Há momentos em que a câmera dentro de nós não consegue revelar o que a vida oferece. A luz está presente, o cenário está ali, mas a imagem não nasce. É como se a lente, a visão que você tem de si, distorcesse a beleza que é verdadeira, guardando em silêncio uma fotografia viva, cheia de cor e brilho.
Às vezes a nossa mente parece cansada e desfocada. Um modelo de uma câmera que a tecnologia já superou, mas continuamos a querer usá-la, teimando na justificativa de que um dia já funcionou e era muito boa. Não paramos para perceber que faz tempo que vivemos em um modo automático, de sobrevivência. E a ironia é que, nesses momentos, tudo parece urgente, mas nada realmente satisfaz. A sensação é de olhar para a vida por meio de uma lente aranhada, antiga, fosca. A imagem fica borrada, mesmo quando a luz está boa.
Troca dia, semana, mês, ano, e estamos querendo capturar as imagens do hoje como foram no passado. São lembranças e dores antigas que permanecem conosco e acabam influenciando como enxergamos o presente. As experiências são novas, mas o filtro impede ver a cena como ela realmente é.
Viver assim pode ser muito desgastante e, por mais que você se esforce, as fotos continuam saindo escuras e tremidas. A vida, nesse estado, parece uma galeria de imagens sem brilho, em que o cansaço ocupa o lugar da beleza e distorce a imagem.
Entrar no seu “quarto escuro interior”. Esse é o espaço para olhar para dentro, de revelar o que estava escondido e de compreender o que tem desfocado a sua lente. Mudanças íntimas não são instantâneas, mas é nesse processo de novidades que surgem possibilidades com mais clareza.
Ajustar o foco é uma necessidade para se tornar o fotógrafo da sua própria vida, naturalmente analógica. Isso envolve cuidar da sua lente, reconhecer a luz e as sombras e escolher o ângulo com mais consciência. Quando isso acontece, as imagens começam a ganhar nitidez e cor. Autenticidade!
A vida não precisa ser uma sequência de fotos borradas. É você quem guia o olhar para o que quer registrar. Ser o fotógrafo da própria vida é assumir a câmera interna com habilidade, encontrando formas de viver pra valer, não apenas de existir.
Fontes e referências
- Beck, J. S. (2020). Terapia Cognitivo-Comportamental: Teoria e Prática. Artmed.
- van der Kolk, B. (2015). The Body Keeps the Score: Brain, Mind, and Body in the Healing of Trauma. Viking.
- Gilbert, P. (2010). Compassion Focused Therapy: Distinctive Features. Routledge.
- Siegel, D. J. (2010). The Mindful Therapist: A Clinician's Guide to Mindsight and Neural Integration. W. W. Norton & Company.
- Ehlers, A., & Clark, D. M. (2000). A cognitive model of posttraumatic stress disorder. Behaviour Research and Therapy, 38(4), 319–345.
- Porges, S. W. (2011). The Polyvagal Theory: Neurophysiological Foundations of Emotions, Attachment, Communication, and Self-regulation. W. W. Norton & Company.
Conceitos explicados
- Modo sobrevivência: é o estado em que o corpo e a mente ficam em alerta, como se houvesse uma ameaça constante.
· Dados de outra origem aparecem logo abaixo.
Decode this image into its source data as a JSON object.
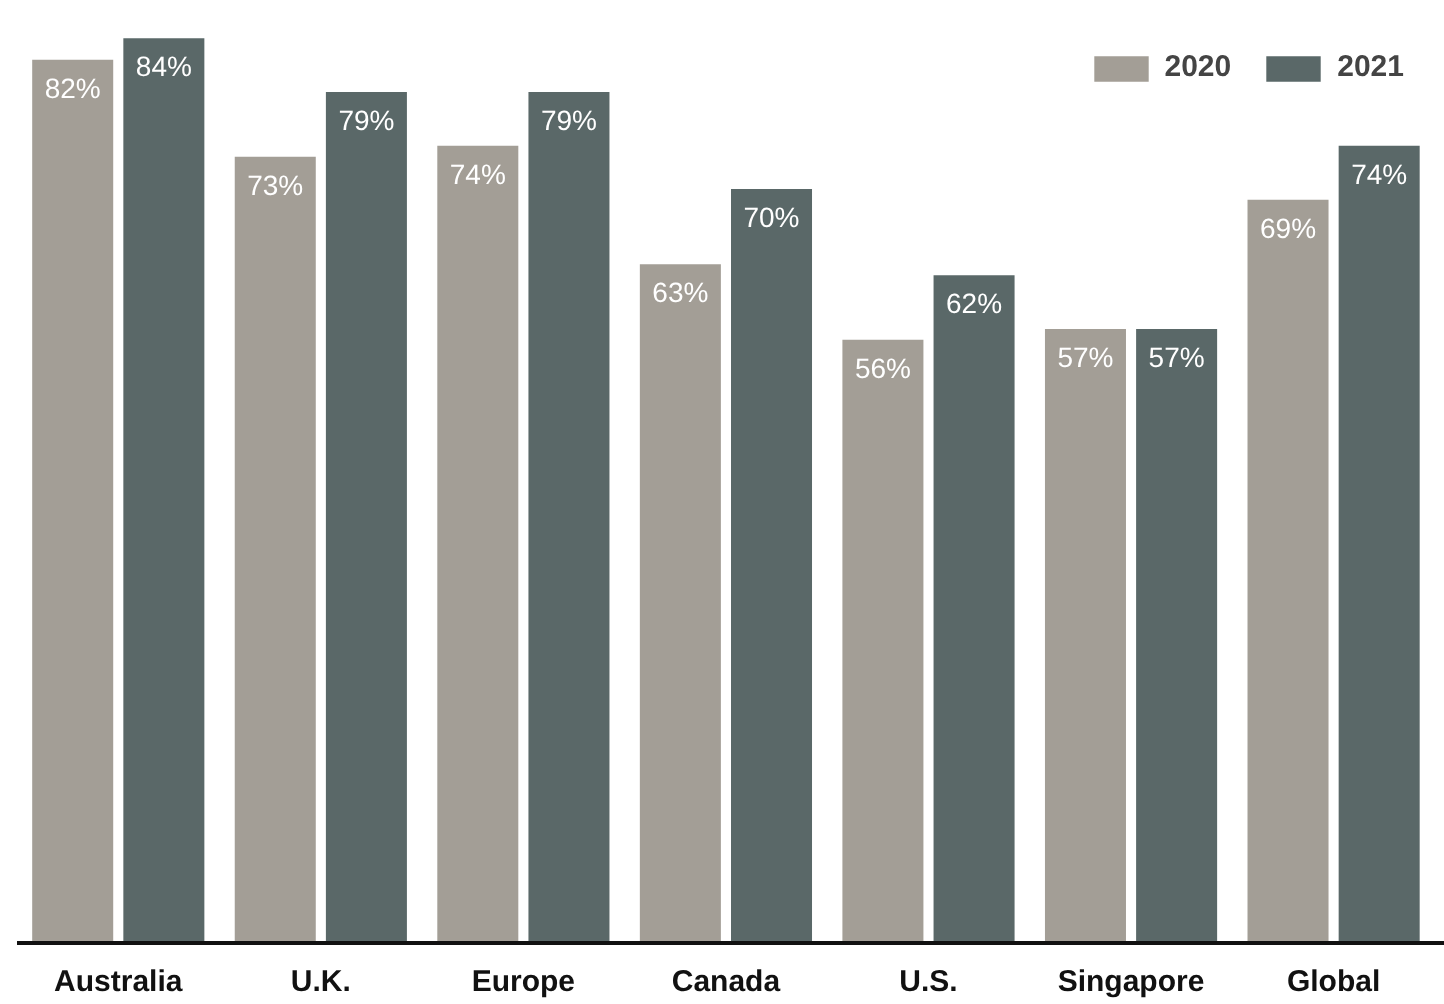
{
  "chart_data": {
    "type": "bar",
    "categories": [
      "Australia",
      "U.K.",
      "Europe",
      "Canada",
      "U.S.",
      "Singapore",
      "Global"
    ],
    "series": [
      {
        "name": "2020",
        "color": "#a39e96",
        "values": [
          82,
          73,
          74,
          63,
          56,
          57,
          69
        ],
        "value_labels": [
          "82%",
          "73%",
          "74%",
          "63%",
          "56%",
          "57%",
          "69%"
        ]
      },
      {
        "name": "2021",
        "color": "#5a6868",
        "values": [
          84,
          79,
          79,
          70,
          62,
          57,
          74
        ],
        "value_labels": [
          "84%",
          "79%",
          "79%",
          "70%",
          "62%",
          "57%",
          "74%"
        ]
      }
    ],
    "legend": "top right",
    "grid": false
  }
}
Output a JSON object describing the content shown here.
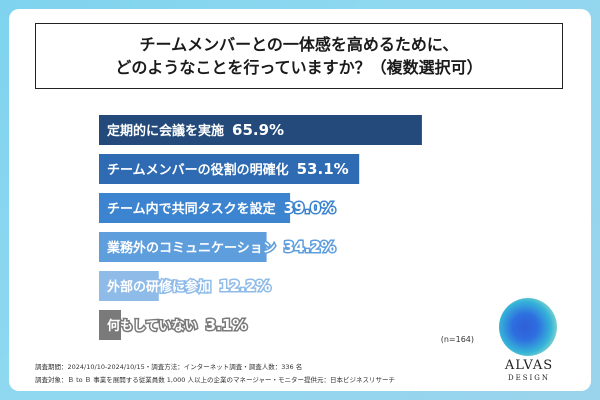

É parte da nossa biologia e ajuda em situações de perigo real, mas pode se manter ativado mesmo quando não há risco imediato, causando desgaste.
- Filtros: são memórias emocionais e padrões aprendidos que podem influenciar como interpretamos o presente. Quando muito fortes, esses filtros distorcem a forma de perceber novas situações.
- Quarto escuro: simboliza o processo de autoconhecimento. Assim como na fotografia, onde a revelação acontece no escuro, é olhando para dentro de si que conseguimos revelar nossas emoções e compreender o que estava escondido.
- Foco: é aprender a regular emoções e pensamentos, trazendo mais clareza para a forma de olhar a própria vida. Isso pode ser desenvolvido por meio da psicoterapia e de práticas de atenção plena.
- Ser o fotógrafo da própria vida: significa recuperar a autonomia e o protagonismo, escolhendo de forma consciente como agir, em vez de apenas reagir às circunstâncias.